Prison Labor Used to Build Parts for Patriot Missiles

March 9th, 2011

Via: Wired:

This spring, the United Arab Emirates is expected to close a deal for $7 billion dollars’ worth of American arms. Nearly half of the cash will be spent on Patriot missiles, which cost as much as $5.9 million apiece.

But what makes those eye-popping sums even more shocking is that some of the workers manufacturing parts for those Patriot missiles are prisoners, earning as little as 23 cents an hour. (Credit Justin Rohrlich with the catch.)

The work is done by Unicor, previously known as Federal Prison Industries. It’s a government-owned corporation, established during the Depression, that employs about 20,000 inmates in 70 prisons to make everything from clothing to office furniture to solar panels to military electronics.

One of the company’s high-tech specialties: Patriot missile parts. “UNICOR/FPI supplies numerous electronic components and services for guided missiles, including the Patriot Advanced Capability (PAC-3) missile,” Unicor’s website explains. “We assemble and distribute the Intermediate Frequency Processor (IFP) for the PAC-3s seeker. The IFP receives and filters radio-frequency signals that guide the missile toward its target.”

The missiles are then marketed worldwide — sometimes by Washington’s top officials. Last year, Secretary of Defense Robert Gates pitched the Patriots to the Turkish government last year, a diplomatic cable released by WikiLeaks reveals: “SecDef stressed that ‘nothing can compete with the PAC-3 when it comes to capabilities.’”

Patriot assemblers Raytheon and Lockheed Martin aren’t the only defense contractors relying on prison help. As Rohrlich notes, Unicor “inmates also make cable assemblies for the McDonnell Douglas/Boeing F-15, the General Dynamics/Lockheed Martin F-16, Bell/Textron’s Cobra helicopter, as well as electro-optical equipment for the BAE Systems Bradley Fighting Vehicle’s laser rangefinder.”

Unicor used to make helmets for the military, as well. But that work was suspended when 44,000 helmets were recalled for shoddy quality.

Related: Budget Problems?
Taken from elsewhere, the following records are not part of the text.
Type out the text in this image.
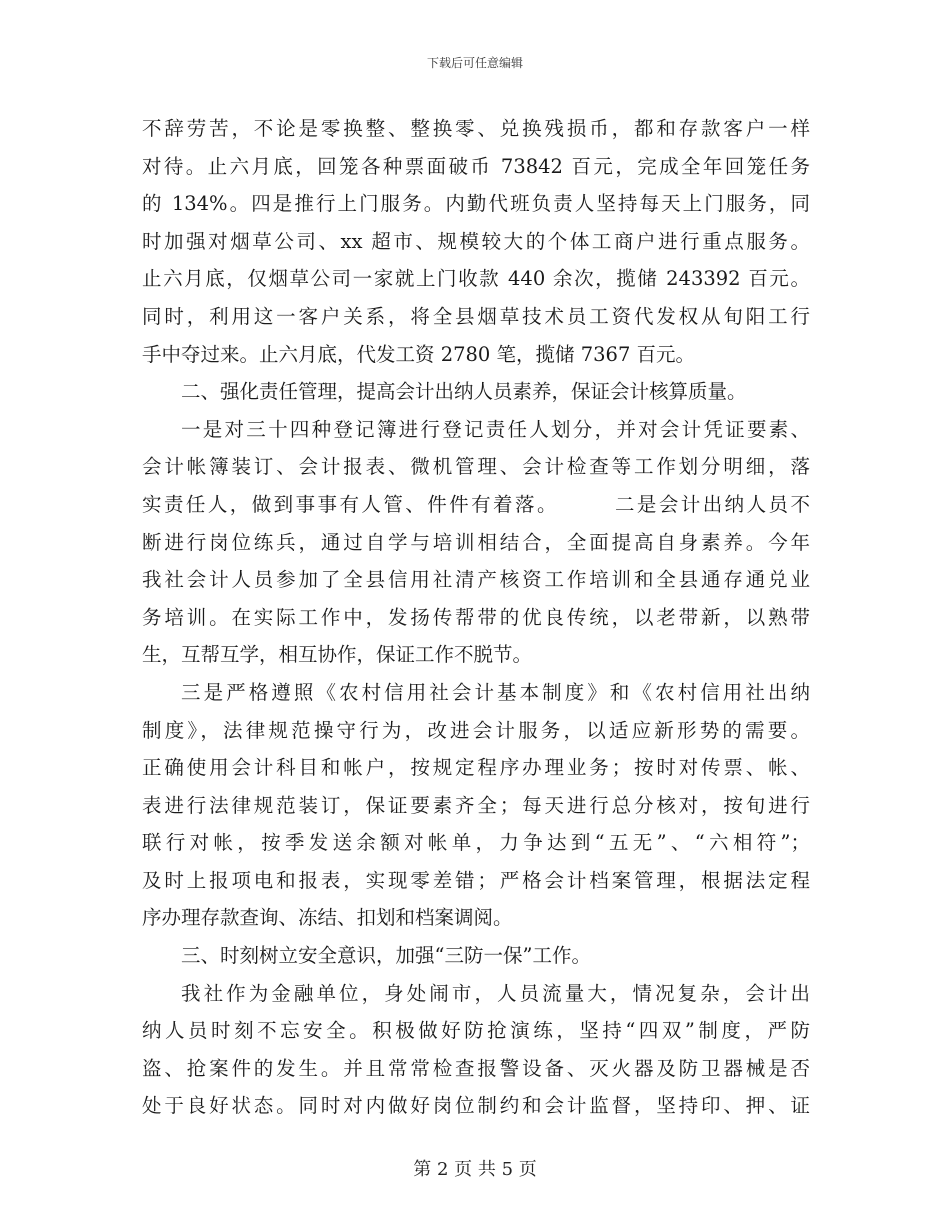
下载后可任意编辑
不辞劳苦，不论是零换整、整换零、兑换残损币，都和存款客户一样
对待。止六月底，回笼各种票面破币 73842 百元，完成全年回笼任务
的 134%。四是推行上门服务。内勤代班负责人坚持每天上门服务，同
时加强对烟草公司、xx 超市、规模较大的个体工商户进行重点服务。
止六月底，仅烟草公司一家就上门收款 440 余次，揽储 243392 百元。
同时，利用这一客户关系，将全县烟草技术员工资代发权从旬阳工行
手中夺过来。止六月底，代发工资 2780 笔，揽储 7367 百元。
二、强化责任管理，提高会计出纳人员素养，保证会计核算质量。
一是对三十四种登记簿进行登记责任人划分，并对会计凭证要素、
会计帐簿装订、会计报表、微机管理、会计检查等工作划分明细，落
实责任人，做到事事有人管、件件有着落。　　　二是会计出纳人员不
断进行岗位练兵，通过自学与培训相结合，全面提高自身素养。今年
我社会计人员参加了全县信用社清产核资工作培训和全县通存通兑业
务培训。在实际工作中，发扬传帮带的优良传统，以老带新，以熟带
生，互帮互学，相互协作，保证工作不脱节。
三是严格遵照《农村信用社会计基本制度》和《农村信用社出纳
制度》，法律规范操守行为，改进会计服务，以适应新形势的需要。
正确使用会计科目和帐户，按规定程序办理业务；按时对传票、帐、
表进行法律规范装订，保证要素齐全；每天进行总分核对，按旬进行
联行对帐，按季发送余额对帐单，力争达到“五无”、“六相符”；
及时上报项电和报表，实现零差错；严格会计档案管理，根据法定程
序办理存款查询、冻结、扣划和档案调阅。
三、时刻树立安全意识，加强“三防一保”工作。
我社作为金融单位，身处闹市，人员流量大，情况复杂，会计出
纳人员时刻不忘安全。积极做好防抢演练，坚持“四双”制度，严防
盗、抢案件的发生。并且常常检查报警设备、灭火器及防卫器械是否
处于良好状态。同时对内做好岗位制约和会计监督，坚持印、押、证
第 2 页 共 5 页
Just Use Prison Labor

One Response to “Prison Labor Used to Build Parts for Patriot Missiles”

  1. Eileen says:

    Just a few weeks ago a “Judge” in PA was convicted of wrongfully sentencing teens and sending them to jail while all along collecting money from the prisons to which he sent them. Nice racket.
    I’m so totally repulsed by this article’s title I can’t bring myself to read it.
    Have to write out the image that comes to mind though: Dogs drinking water out of a dirty toilet bowl. The dogs are the prison masters and the toilet bowl of water are those in jail who don’t belong there.
    Somewhere down the road I won’t be suprised to read that Bradley Manning is now working on the
    “BAE Systems Bradley Fighting Vehicle’s laser rangefinder.”